Allerdings können die Heilstaten Christi ihre erlösende Macht über unser Herz und Leben nur soweit ausüben, als der Heilige Geist sie uns ins Licht stellt und darum sind wir auch persönlich verantwortlich für unseren Unglauben, nur soweit wir Licht haben. „Glaubet an das Licht, während ihr das Licht habt, auf dass ihr Söhne des Lichtes werdet.“ (Joh 12.36). Zum Glauben an das Licht gehört, dass man sich dem Lichte ausliefert, jeden Lichtstrahl sorgsam bewahrt (Lk 2,19+51) und ihm nachgeht. Unglaube ist Vergesslichkeit oder Gedankenlosigkeit (Ps 78,11+42). Hängt die Zukunft unseres inneres Lebens in erster Linie von der Bereitwilligkeit ab, mit dem wir uns jedem Strahl göttlichen Lichtes hingeben, so hängt sie in zweiter Linie von der Bereitwilligkeit ab, mit der zarten und gewissenhaften Treue, mit der wir die uns aufgeschlossene Wahrheit verwerten. Alles was wir vom Worte Gottes und vom Werke Christi erfasst haben, muss sofort in unserem Leben einen Ausdruck finden. Alle Erkenntnis der Wahrheit, die keine Selbstverleugnung wirkt, die Charakter und Leben nicht umgestaltet, ist unserem inneren Menschen verderblich. Im häuslichen Leben in Amt und Beruf verwerten, was man empfangen hat, ist der sicherste Weg, um mehr zu bekommen. Nur auf diesem Wege weicht aller Nebel des Unglaubens und die Wahrheit kann uns leuchten mit voller Kraft, reinigend und befreiend.
Nachdem wir lange mit verbundenen Augen dahin gegangen durch Anhäufung unfruchtbarer Erkenntnis unserer Seele betrogen und unseren Sinn für Wahrheit verdorben haben, müssen wir nicht mutlos werden, wenn wir es vorerst schwer haben, an unserem innwendigen Menschen die volle Wirkung von Christi Erlösung zu erfahren. Wenn uns nicht mit einem Mal gelingen will, der Sünde und uns selbst abgestorben zu sein, wenn wir mit Herz und Sinn, in Tun und Lassen leicht in die früheren lang gewohnten Bahnen zurück fallen.
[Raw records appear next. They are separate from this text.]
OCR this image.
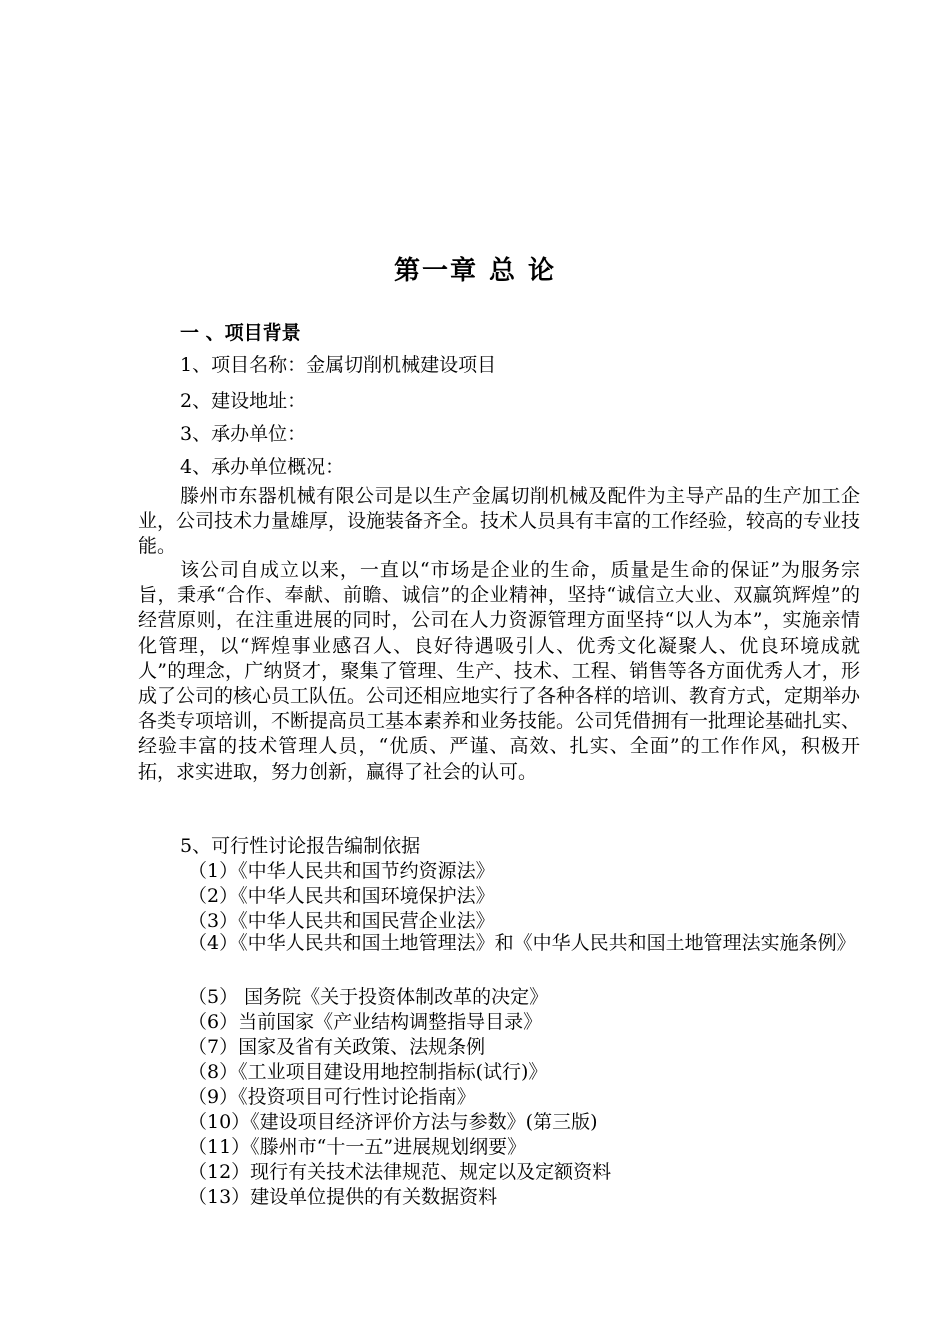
第一章 总 论
一 、项目背景
1、项目名称：金属切削机械建设项目
2、建设地址：
3、承办单位：
4、承办单位概况：
滕州市东器机械有限公司是以生产金属切削机械及配件为主导产品的生产加工企业，公司技术力量雄厚，设施装备齐全。技术人员具有丰富的工作经验，较高的专业技能。
该公司自成立以来，一直以“市场是企业的生命，质量是生命的保证”为服务宗旨，秉承“合作、奉献、前瞻、诚信”的企业精神，坚持“诚信立大业、双赢筑辉煌”的经营原则，在注重进展的同时，公司在人力资源管理方面坚持“以人为本”，实施亲情化管理，以“辉煌事业感召人、良好待遇吸引人、优秀文化凝聚人、优良环境成就人”的理念，广纳贤才，聚集了管理、生产、技术、工程、销售等各方面优秀人才，形成了公司的核心员工队伍。公司还相应地实行了各种各样的培训、教育方式，定期举办各类专项培训，不断提高员工基本素养和业务技能。公司凭借拥有一批理论基础扎实、经验丰富的技术管理人员，“优质、严谨、高效、扎实、全面”的工作作风，积极开拓，求实进取，努力创新，赢得了社会的认可。
5、可行性讨论报告编制依据
（1）《中华人民共和国节约资源法》
（2）《中华人民共和国环境保护法》
（3）《中华人民共和国民营企业法》
（4）《中华人民共和国土地管理法》和《中华人民共和国土地管理法实施条例》
（5） 国务院《关于投资体制改革的决定》
（6）当前国家《产业结构调整指导目录》
（7）国家及省有关政策、法规条例
（8）《工业项目建设用地控制指标(试行)》
（9）《投资项目可行性讨论指南》
（10）《建设项目经济评价方法与参数》(第三版)
（11）《滕州市“十一五”进展规划纲要》
（12）现行有关技术法律规范、规定以及定额资料
（13）建设单位提供的有关数据资料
Noch weniger darf es uns überraschen, wenn in unserem Leibe die Früchte von Christi Erlösungswerk nicht sofort oder erst nur teilweise zur Erscheinung kommen, wenn die Krankheit nicht weicht, auch wenn die Macht der Sünde bereits gebrochen ist. Das Ende der Wege Gottes ist Leiblichkeit, sagt Oettinger. „Der letzte Feind der aufgehoben werden wird, ist der Tod.“ (1Kor 15,26). Es kann der Seele schon wohl ergehen und doch der Leib noch nicht völlig gesund sein (3. Joh, 2). Hier gilt Heb 10,36: „Denn Ausdauer habt ihr nötig, damit ihr nach Erfüllung des Willens Gottes die Verheißung davontraget.“ (nach Langes Bibelw.).